I mixed this soup up, for the first time, in the fall during Hurricane Sandy and then perfected the recipe for a soup swap with the South Philly Co-op and have been meaning to make it for myself, again, ever since. So here we are, on the third day of the New Year, with a freezer that has no homemade soup in it, and the desire for warm comfort.

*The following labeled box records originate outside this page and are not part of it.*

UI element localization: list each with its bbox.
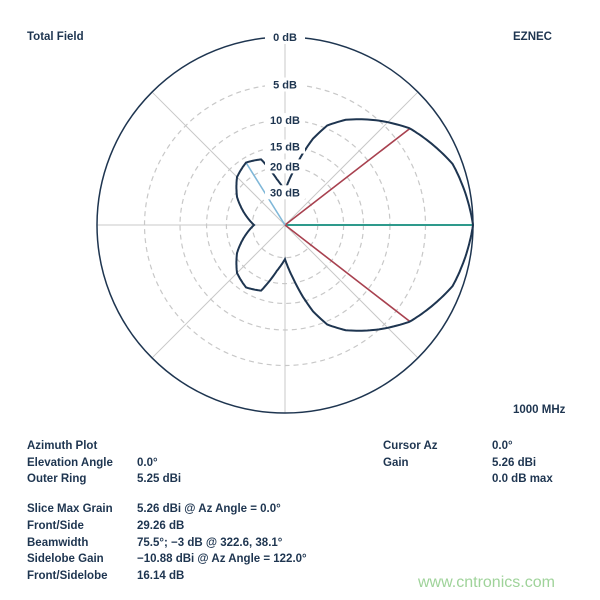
ring-label-bg — [265, 139, 305, 154]
chart-title: Total Field — [27, 31, 84, 43]
watermark: www.cntronics.com — [418, 574, 555, 591]
ring-label: 5 dB — [273, 80, 297, 92]
stat-label: Front/Side — [27, 520, 84, 532]
info-label: Elevation Angle — [27, 457, 113, 469]
info-value: 5.25 dBi — [137, 473, 182, 485]
ring-label-bg — [265, 77, 305, 92]
stat-label: Beamwidth — [27, 537, 89, 549]
stat-label: Slice Max Grain — [27, 503, 113, 515]
stat-value: −10.88 dBi @ Az Angle = 122.0° — [137, 553, 307, 565]
software-label: EZNEC — [513, 31, 552, 43]
ring-label: 30 dB — [270, 187, 300, 199]
polar-chart: 0 dB 5 dB 10 dB 15 dB 20 dB 30 dB — [96, 30, 475, 414]
ring-label: 20 dB — [270, 161, 300, 173]
info-label: Azimuth Plot — [27, 440, 98, 452]
ring-label-bg — [265, 185, 305, 200]
info-value: 0.0° — [137, 457, 158, 469]
ring-label: 10 dB — [270, 115, 300, 127]
info-label: Outer Ring — [27, 473, 87, 485]
info-value: 0.0° — [492, 440, 513, 452]
ring-label-bg — [265, 30, 305, 44]
ring-label: 15 dB — [270, 142, 300, 154]
beamwidth-marker-line — [284, 224, 411, 323]
ring-label: 0 dB — [273, 32, 297, 44]
radiation-pattern — [235, 118, 475, 332]
stat-label: Front/Sidelobe — [27, 570, 108, 582]
ring-label-bg — [265, 113, 305, 128]
stat-value: 5.26 dBi @ Az Angle = 0.0° — [137, 503, 281, 515]
info-value: 5.26 dBi — [492, 457, 537, 469]
frequency-label: 1000 MHz — [513, 404, 566, 416]
info-label: Gain — [383, 457, 409, 469]
beamwidth-marker-line — [284, 127, 411, 226]
ring-label-bg — [265, 159, 305, 174]
stat-value: 16.14 dB — [137, 570, 185, 582]
stat-label: Sidelobe Gain — [27, 553, 104, 565]
info-value: 0.0 dB max — [492, 473, 553, 485]
stat-value: 29.26 dB — [137, 520, 185, 532]
stat-value: 75.5°; −3 dB @ 322.6, 38.1° — [137, 537, 283, 549]
info-label: Cursor Az — [383, 440, 438, 452]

Vegan Smokey Black Bean Soup
o 1 large onion, chopped
o 2 large carrots, chopped
o 3 stalks celery, chopped
o 2 cups of cooked black beans, whole
o 3 cups of cooked black beans, blended/ground
o 4 cups of vegetable broth
o 1 can of crushed tomato (28oz)
o 1 tbsp. garlic powder
o 1 tsp. chili powder
o 2 tsp. ground cumin
o 1 tsp. liquid smoke
o 2 tsp. salt
o 1 tbsp. nutritional yeast
o Black pepper to taste
Yeilds ~ 3 quarts
1. Heat skillet w/ some olive oil and sweat the onion, carrots,
celery, sprinkled with black pepper, for 5 min.
2. In a large pot, combine the vegetable broth, crushed
tomato, whole black beans, and all seasonings. Bring to a
3. Add vegetables from skillet and blended/ground beans.